Regarding the plot, suffice it to say that it is set in ancient Greece and the story centres on a tangled love situation involving two young men (Megacle and Licida) and two girls (Aristea and Argene), none of whom can marry the one he/she really loves – as in so many Baroque operas. It begins when Megacle (Emily Fons) agrees to take part in the Olympics under the name of his friend Licida (Tim Mead) so that Licida could win the hand of Princess Aristea (Rosa Bove), the daughter of King Clistene (Riccardo Novaro). However, Licida doesn’t realize that Princess Aristea is in fact Megacle’s lover, and cue a lot of desperate, lamenting arias by both, including a duet. To add to the confusion, Argene (Ruby Hughes), betrothed to Licida, comes looking for her unfaithful lover disguised as a shepherdess (yes, we get the obligatory sheep and lamb, although thankfully not real sheep). Several twist and turns later, Megacle and Aristea, Licida and Argene are reunited and the opera concludes in a happy end of sorts.

The director David Freeman’s approach to the opera is generally straightforward, albeit in modern costume: the men dressed as athletes in tracksuits and trainers (except for the King, who is in a suit, and his advisor, in a uniform) and the girls in nondescript white summery dresses. As only minimal set changes can be made because of the lack of backstage space, the simple sets consisted of four plinths with Greek statues (which were covered with foliage during the forest scenes) and an altar. We got some visual entertainment during the scene of the Olympic Games between Acts I and II, where we had boxing, shot-put and the marathon all with tongue-in-cheek orchestral effects including a quotation from the famous “Chariots of Fire” theme (admittedly a bit cheesy). The cuts were done judiciously – although I did detect a couple of jumps in the narrative – and the evening didn’t seem overlong, even with the picnic interval.
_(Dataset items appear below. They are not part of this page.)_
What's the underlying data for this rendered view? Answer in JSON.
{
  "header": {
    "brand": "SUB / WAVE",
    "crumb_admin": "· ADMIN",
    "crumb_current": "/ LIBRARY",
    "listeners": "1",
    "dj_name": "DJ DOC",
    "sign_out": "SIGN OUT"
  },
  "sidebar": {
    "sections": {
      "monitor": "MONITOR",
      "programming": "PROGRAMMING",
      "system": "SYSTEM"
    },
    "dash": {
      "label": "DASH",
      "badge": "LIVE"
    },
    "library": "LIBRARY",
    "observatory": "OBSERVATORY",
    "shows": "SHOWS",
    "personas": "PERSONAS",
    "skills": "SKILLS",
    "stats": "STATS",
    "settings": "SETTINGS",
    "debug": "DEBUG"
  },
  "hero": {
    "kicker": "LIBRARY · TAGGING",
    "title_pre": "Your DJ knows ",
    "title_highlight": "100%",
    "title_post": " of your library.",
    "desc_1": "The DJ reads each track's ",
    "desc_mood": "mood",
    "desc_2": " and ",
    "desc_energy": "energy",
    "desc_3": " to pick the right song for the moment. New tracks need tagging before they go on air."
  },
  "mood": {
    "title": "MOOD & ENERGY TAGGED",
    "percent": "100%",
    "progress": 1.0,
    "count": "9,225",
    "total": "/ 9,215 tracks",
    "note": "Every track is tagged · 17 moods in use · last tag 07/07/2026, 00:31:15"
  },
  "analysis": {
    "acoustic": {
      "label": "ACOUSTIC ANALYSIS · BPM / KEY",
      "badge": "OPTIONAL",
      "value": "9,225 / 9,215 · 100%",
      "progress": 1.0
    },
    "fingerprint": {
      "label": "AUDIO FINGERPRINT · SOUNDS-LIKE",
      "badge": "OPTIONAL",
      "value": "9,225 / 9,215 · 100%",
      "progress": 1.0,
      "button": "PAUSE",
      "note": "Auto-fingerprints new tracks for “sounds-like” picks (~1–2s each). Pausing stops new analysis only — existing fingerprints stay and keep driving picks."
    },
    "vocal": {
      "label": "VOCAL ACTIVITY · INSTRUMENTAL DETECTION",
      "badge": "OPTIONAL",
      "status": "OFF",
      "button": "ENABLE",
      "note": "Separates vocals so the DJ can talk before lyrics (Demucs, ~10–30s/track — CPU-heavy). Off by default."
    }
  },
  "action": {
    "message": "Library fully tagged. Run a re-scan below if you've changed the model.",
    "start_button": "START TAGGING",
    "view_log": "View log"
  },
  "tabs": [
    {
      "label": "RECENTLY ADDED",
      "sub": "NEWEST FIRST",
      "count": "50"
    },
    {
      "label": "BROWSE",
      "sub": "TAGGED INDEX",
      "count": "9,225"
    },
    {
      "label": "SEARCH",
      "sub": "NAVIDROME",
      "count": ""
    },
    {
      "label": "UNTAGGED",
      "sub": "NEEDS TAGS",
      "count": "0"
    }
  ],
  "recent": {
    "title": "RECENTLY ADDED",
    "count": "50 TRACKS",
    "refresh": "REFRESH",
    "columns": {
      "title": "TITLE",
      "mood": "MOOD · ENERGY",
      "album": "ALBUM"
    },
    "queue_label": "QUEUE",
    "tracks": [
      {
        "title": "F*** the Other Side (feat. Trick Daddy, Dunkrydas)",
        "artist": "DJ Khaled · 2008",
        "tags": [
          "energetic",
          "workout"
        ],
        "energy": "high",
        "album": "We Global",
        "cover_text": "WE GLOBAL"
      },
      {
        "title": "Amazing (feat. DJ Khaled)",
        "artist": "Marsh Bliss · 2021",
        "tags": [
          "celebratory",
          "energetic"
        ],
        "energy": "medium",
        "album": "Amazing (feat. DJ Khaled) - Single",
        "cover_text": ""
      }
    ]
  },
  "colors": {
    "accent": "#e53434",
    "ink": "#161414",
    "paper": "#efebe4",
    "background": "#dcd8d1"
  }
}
In a way, the underpowered production led the audience’s focus to Vivaldi’s music and the singing. The cast was overall a fine one and the best singing came from the two main male-character roles: passionate and classy singing from the young U.S. mezzo-soprano Emily Fons as Megacle, and rising British countertenor Tim Mead as Licida was also in radiant voice, eloquent in his recitatives and displaying tender lyricism in his arias, especially in “Mentre dormi” (Act I). Unfortunately, mezzo Rosa Bove who sang Aristea, the object of love for both, didn’t have the vocal qualities to match – her voice was too small and lacked colour. Ruby Hughes as Argene sang with passion and commitment, although her portrayal of the character seemed at times too feisty for a Princess. The King was authoritatively sung by Riccardo Novaro and William Berger as his advisor Alcandro was in good voice too, although not always in time with the ensemble. Last but not least, the virtuosic role of Licida’s tutor Aminta (originally written for the castrato Nicolini) was sung with flair by the experienced American male soprano Michael Maniaci with some well-crafted cadenzas.

In summary, this was a production in which the directorial team, the singers and orchestra came together to serve Vivaldi’s music. The music may not have the dramatic momentum of Handel’s best operas, but there are some attractive arias and individualistic orchestral writing which was very enjoyable. Although I can’t say that the production enhanced my understanding of the opera, musically it was worth the trip to Wormsley.